After a few months of attempts at warmth, the US-Russia Cold War is back.
For the entire 2016 campaign and until very recently, US president Donald Trump promised a new relationship of cooperation with Russia. After years of tension between Vladimir Putin and Barack Obama, Trump argued that it would be better for the two countries to get along and take on common enemies such as ISIL. Last week, when Fox News firebrand Bill O’Reilly called Putin “a killer,” Trump scoffed: ”You think our country is so innocent?”
But that has become a burgeoning scandal as, among other things, leaks have revealed contact between Trump advisers and suspected Russian spies. In their first foreign trips of the new administration this week, US defense secretary James Mattis and secretary of state Rex Tillerson suggested that there will be no US-Russia detente until Moscow honors the international peace deal in Ukraine, and returns control of Crimea to Kiev.
And in a strange news conference on Thursday, Trump lamented that the deck appears to be stacked in favor of chilly relations between the countries, despite his and Putin’s own wish for closer ties:
If we could get along with Russia, that’s a positive thing. We have a very talented man, Rex Tillerson, who’s going to be meeting with them shortly and I told him. I said, “I know politically it’s probably not good for me.” The greatest thing I could do is shoot that ship that’s 30 miles off shore right out of the water.
Everyone in this country’s going to say, “oh, it’s so great.” That’s not great. That’s not great. I would love to be able to get along with Russia.
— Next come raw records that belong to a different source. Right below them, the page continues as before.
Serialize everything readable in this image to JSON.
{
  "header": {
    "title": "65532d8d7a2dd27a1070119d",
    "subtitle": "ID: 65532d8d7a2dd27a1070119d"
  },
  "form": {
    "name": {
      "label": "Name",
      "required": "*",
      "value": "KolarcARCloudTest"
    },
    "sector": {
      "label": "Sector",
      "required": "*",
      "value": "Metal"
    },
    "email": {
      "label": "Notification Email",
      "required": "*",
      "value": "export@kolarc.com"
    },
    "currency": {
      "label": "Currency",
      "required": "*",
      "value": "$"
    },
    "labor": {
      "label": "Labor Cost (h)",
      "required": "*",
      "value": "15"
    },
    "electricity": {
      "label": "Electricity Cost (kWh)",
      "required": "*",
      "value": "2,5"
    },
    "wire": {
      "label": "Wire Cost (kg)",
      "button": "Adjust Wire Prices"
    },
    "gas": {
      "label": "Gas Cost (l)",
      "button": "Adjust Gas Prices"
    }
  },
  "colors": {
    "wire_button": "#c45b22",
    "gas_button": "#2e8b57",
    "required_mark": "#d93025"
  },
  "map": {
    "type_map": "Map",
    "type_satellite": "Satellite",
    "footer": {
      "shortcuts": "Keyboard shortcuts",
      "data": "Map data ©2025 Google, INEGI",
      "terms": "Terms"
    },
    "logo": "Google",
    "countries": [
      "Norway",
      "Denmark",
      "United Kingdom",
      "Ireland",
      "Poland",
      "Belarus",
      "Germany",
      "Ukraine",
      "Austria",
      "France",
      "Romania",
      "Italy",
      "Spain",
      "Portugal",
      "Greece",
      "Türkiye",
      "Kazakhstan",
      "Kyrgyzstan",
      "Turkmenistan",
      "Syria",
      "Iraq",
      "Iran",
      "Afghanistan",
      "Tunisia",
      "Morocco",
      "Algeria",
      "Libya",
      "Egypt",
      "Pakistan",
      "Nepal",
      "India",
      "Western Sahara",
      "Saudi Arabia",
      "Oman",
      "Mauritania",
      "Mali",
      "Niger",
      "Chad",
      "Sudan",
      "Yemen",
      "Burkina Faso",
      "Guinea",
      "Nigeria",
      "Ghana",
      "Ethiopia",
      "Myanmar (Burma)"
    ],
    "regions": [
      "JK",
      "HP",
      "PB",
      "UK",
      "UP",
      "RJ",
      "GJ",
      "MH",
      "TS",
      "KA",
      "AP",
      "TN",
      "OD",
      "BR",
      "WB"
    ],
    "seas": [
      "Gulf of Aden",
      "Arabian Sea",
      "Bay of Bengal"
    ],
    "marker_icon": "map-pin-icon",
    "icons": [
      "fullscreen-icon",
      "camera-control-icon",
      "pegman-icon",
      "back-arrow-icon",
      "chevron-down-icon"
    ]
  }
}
Trump was referring to the presence of a Russian naval vessel 30 miles off the US east coast, the buzzing of a US ship by a Russian warplane in the Black Sea, and the Russian deployment of a cruise missile that may violate a 1987 treaty have also raised tensions.
When Tillerson met Thursday with his Russian counterpart, Sergei Lavrov, at a G20 meeting in Bonn, it didn’t go very smoothly. Reporters were hastily ushered out of the room just after Lavrov answered a question about the resignation of Trump advisor Michael Flynn, saying: “You should know we do not interfere in the domestic matters of other countries.”
“Why did you shush them out?” Lavrov complained.
Amid all the drama, general Joseph Dunford, chairman of the US Joint Chiefs of Staff, met with his Russian counterpart, general Valeriy Gerasimov, in the Azerbaijan capital of Baku.
The meeting was notable because the Russian general is the originator of the “Gerasimov Doctrine,” which lays out a playbook for the “hybrid warfare” that Moscow has been carrying out across Europe and in the US. Hybrid war employs information warfare (more recently labeled “fake news”), cyberattacks, and other forms deception in order to conquer an enemy without firing a shot.
Underscoring the chasm between the two countries, Gerasimov has claimed that hybrid war is purely defensive, and that it is the US that invented such methods in the first place.